The British royal family safeguards its crown jewels—the treasures held by the English monarchy comprising more than 100 objects estimated to be worth billions—with world-class security systems, including two-ton steel doors and bomb-proof glass. When the crown jewels are transported or moved, such as for a royal wedding or the recent coronation ceremony, they are guarded closely by elite, ex-military members at all times—with access restricted to only a few security-cleared individuals.
These anecdotes do not convey a love for the royal family but rather illustrate that security and access to the crown jewels is an immediate and constant concern. The same needs to be true for your organization’s “crown jewels”—the production data enabling you to conduct your mission-critical, day-to-day business tasks and processes, including the core applications that the business uses daily.

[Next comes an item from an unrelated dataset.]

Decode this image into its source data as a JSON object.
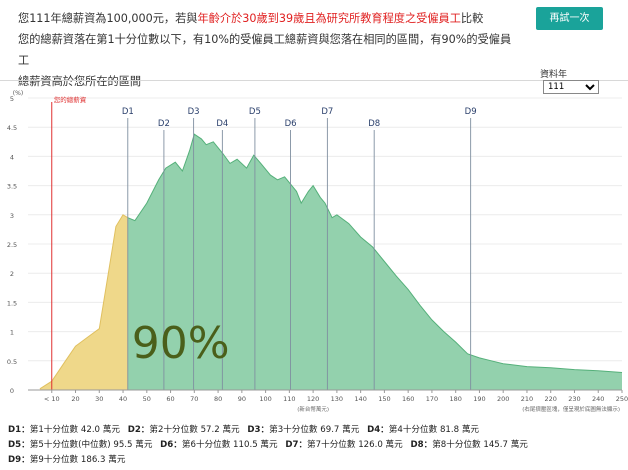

In many cases, organizations will typically create staging environments enabling developer teams to write code and run tests to ensure the applications they ship are high quality before deploying them to customers. However, these test environments can present risks when organizations use their “crown jewel” production data in them.

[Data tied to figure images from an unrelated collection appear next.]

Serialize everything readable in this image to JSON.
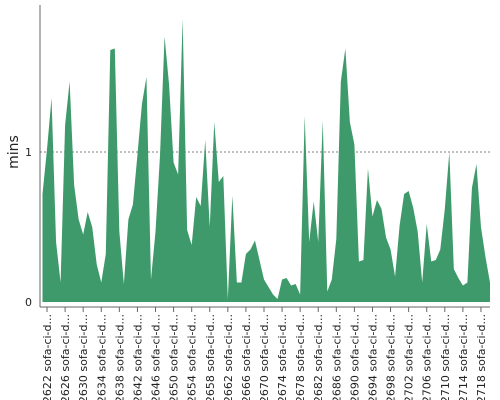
{
  "chart_data": {
    "type": "area",
    "ylabel": "mins",
    "ylim": [
      0,
      2.0
    ],
    "y_ticks": [
      0,
      1
    ],
    "grid": "dotted horizontal line at y=1",
    "color": "#3f9a6b",
    "x_tick_labels": [
      "#2622 sofa-ci-d...",
      "#2626 sofa-ci-d...",
      "#2630 sofa-ci-d...",
      "#2634 sofa-ci-d...",
      "#2638 sofa-ci-d...",
      "#2642 sofa-ci-d...",
      "#2646 sofa-ci-d...",
      "#2650 sofa-ci-d...",
      "#2654 sofa-ci-d...",
      "#2658 sofa-ci-d...",
      "#2662 sofa-ci-d...",
      "#2666 sofa-ci-d...",
      "#2670 sofa-ci-d...",
      "#2674 sofa-ci-d...",
      "#2678 sofa-ci-d...",
      "#2682 sofa-ci-d...",
      "#2686 sofa-ci-d...",
      "#2690 sofa-ci-d...",
      "#2694 sofa-ci-d...",
      "#2698 sofa-ci-d...",
      "#2702 sofa-ci-d...",
      "#2706 sofa-ci-d...",
      "#2710 sofa-ci-d...",
      "#2714 sofa-ci-d...",
      "#2718 sofa-ci-d..."
    ],
    "x": [
      2621,
      2622,
      2623,
      2624,
      2625,
      2626,
      2627,
      2628,
      2629,
      2630,
      2631,
      2632,
      2633,
      2634,
      2635,
      2636,
      2637,
      2638,
      2639,
      2640,
      2641,
      2642,
      2643,
      2644,
      2645,
      2646,
      2647,
      2648,
      2649,
      2650,
      2651,
      2652,
      2653,
      2654,
      2655,
      2656,
      2657,
      2658,
      2659,
      2660,
      2661,
      2662,
      2663,
      2664,
      2665,
      2666,
      2667,
      2668,
      2669,
      2670,
      2671,
      2672,
      2673,
      2674,
      2675,
      2676,
      2677,
      2678,
      2679,
      2680,
      2681,
      2682,
      2683,
      2684,
      2685,
      2686,
      2687,
      2688,
      2689,
      2690,
      2691,
      2692,
      2693,
      2694,
      2695,
      2696,
      2697,
      2698,
      2699,
      2700,
      2701,
      2702,
      2703,
      2704,
      2705,
      2706,
      2707,
      2708,
      2709,
      2710,
      2711,
      2712,
      2713,
      2714,
      2715,
      2716,
      2717,
      2718,
      2719,
      2720
    ],
    "values": [
      0.72,
      1.02,
      1.36,
      0.4,
      0.13,
      1.18,
      1.47,
      0.78,
      0.55,
      0.45,
      0.6,
      0.5,
      0.25,
      0.13,
      0.32,
      1.68,
      1.69,
      0.47,
      0.12,
      0.55,
      0.65,
      0.98,
      1.32,
      1.5,
      0.15,
      0.47,
      0.98,
      1.77,
      1.45,
      0.93,
      0.85,
      1.89,
      0.48,
      0.38,
      0.7,
      0.64,
      1.08,
      0.5,
      1.2,
      0.8,
      0.84,
      0.02,
      0.71,
      0.13,
      0.13,
      0.32,
      0.35,
      0.41,
      0.28,
      0.15,
      0.1,
      0.05,
      0.02,
      0.15,
      0.16,
      0.11,
      0.12,
      0.05,
      1.24,
      0.4,
      0.67,
      0.4,
      1.21,
      0.07,
      0.15,
      0.42,
      1.47,
      1.69,
      1.2,
      1.05,
      0.27,
      0.28,
      0.89,
      0.57,
      0.68,
      0.62,
      0.43,
      0.35,
      0.17,
      0.51,
      0.72,
      0.74,
      0.63,
      0.47,
      0.13,
      0.52,
      0.27,
      0.28,
      0.35,
      0.62,
      1.0,
      0.22,
      0.16,
      0.11,
      0.13,
      0.76,
      0.92,
      0.5,
      0.3,
      0.13
    ]
  }
}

Real-world data containing customer information—such as Social Security numbers, financial information, addresses, and more—or other proprietary data is core to how a business operates.

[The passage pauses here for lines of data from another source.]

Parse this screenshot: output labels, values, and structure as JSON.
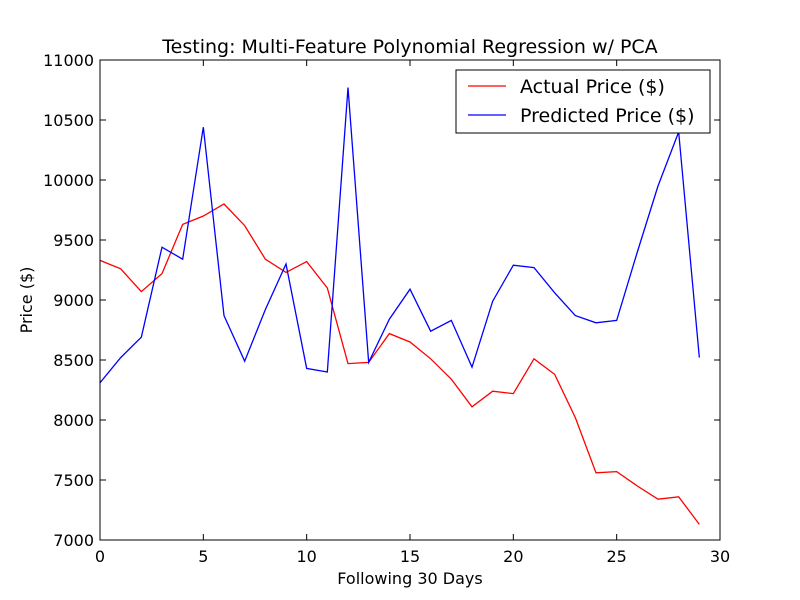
{
  "chart_data": {
    "type": "line",
    "title": "Testing: Multi-Feature Polynomial Regression w/ PCA",
    "xlabel": "Following 30 Days",
    "ylabel": "Price ($)",
    "xlim": [
      0,
      30
    ],
    "ylim": [
      7000,
      11000
    ],
    "xticks": [
      0,
      5,
      10,
      15,
      20,
      25,
      30
    ],
    "yticks": [
      7000,
      7500,
      8000,
      8500,
      9000,
      9500,
      10000,
      10500,
      11000
    ],
    "grid": false,
    "legend_position": "top-right",
    "x": [
      0,
      1,
      2,
      3,
      4,
      5,
      6,
      7,
      8,
      9,
      10,
      11,
      12,
      13,
      14,
      15,
      16,
      17,
      18,
      19,
      20,
      21,
      22,
      23,
      24,
      25,
      26,
      27,
      28,
      29
    ],
    "series": [
      {
        "name": "Actual Price ($)",
        "color": "#ff0000",
        "values": [
          9330,
          9260,
          9070,
          9220,
          9630,
          9700,
          9800,
          9620,
          9340,
          9230,
          9320,
          9100,
          8470,
          8480,
          8720,
          8650,
          8510,
          8340,
          8110,
          8240,
          8220,
          8510,
          8380,
          8020,
          7560,
          7570,
          7450,
          7340,
          7360,
          7130
        ]
      },
      {
        "name": "Predicted Price ($)",
        "color": "#0000ff",
        "values": [
          8310,
          8520,
          8690,
          9440,
          9340,
          10440,
          8870,
          8490,
          8920,
          9300,
          8430,
          8400,
          10770,
          8480,
          8840,
          9090,
          8740,
          8830,
          8440,
          8990,
          9290,
          9270,
          9060,
          8870,
          8810,
          8830,
          9400,
          9950,
          10400,
          8520
        ]
      }
    ]
  }
}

Using this production data in test environments unnecessarily exposes it to new risks of being transferred, stolen, or exposed.
If we were to use the royal treasure analogy again, this would be like allowing a mall security guard to move the crown jewels from one location to another.
So, what is the most effective way to avoid the risk of exposing your critical data while still being able to build high-quality applications effectively? By using dummy data, dummy.
A company should rarely need to use real production data to develop applications. Instead, they simply need to use information that looks, acts, and is processed like production data. Dummy data is safer because it eliminates the risk of customer information being inappropriately accessed.
One of the most common ways companies obtain dummy data for use in their testing environment is through test data generator services or API mocking tools. These services automatically create information you can use in your test environments. And while that sounds easy, there is usually a cost associated, and you will still need to manually create and input a sample data set for the generator to work. If you are interested in creating dummy data in-house, there are also methods for companies to simulate statistics in their databases to generate this type of data. By manually inputting fake information into empty databases in your system, you can generate your data for use in test environments.
Unfortunately, using production data in staging environments is still common because it is easier and less expensive than creating this dummy data. Because production data is often considered an organization’s most important asset, it can be shocking when security-forward firms still choose to use production data in test environments. Despite all the warnings and enterprise security risks, your organization may still need production data to build an application at the lowest cost and in the shortest timeframe.
Should you absolutely need to transfer and use production data in its test environments, there are a handful of best practices to consider. The first is leveraging industry-recommended data encryption. When considering the best method to use, many organizations turn to the National Institute of Standards and Technology (NIST)-approved Format-Preserving Encryption to de-identify their production data.
Alternatively, obfuscating or masking data is another technique that organizations should consider. The process creates data that is structurally similar, but is not the same as the original data. While the goal of data masking or obfuscation is to create a version of the original information that cannot be deciphered or reverse-engineered, risk, though slim, does still exist.
It’s critical to reduce the risk of exposing production data whenever possible. The potential consequences of not doing so are too great.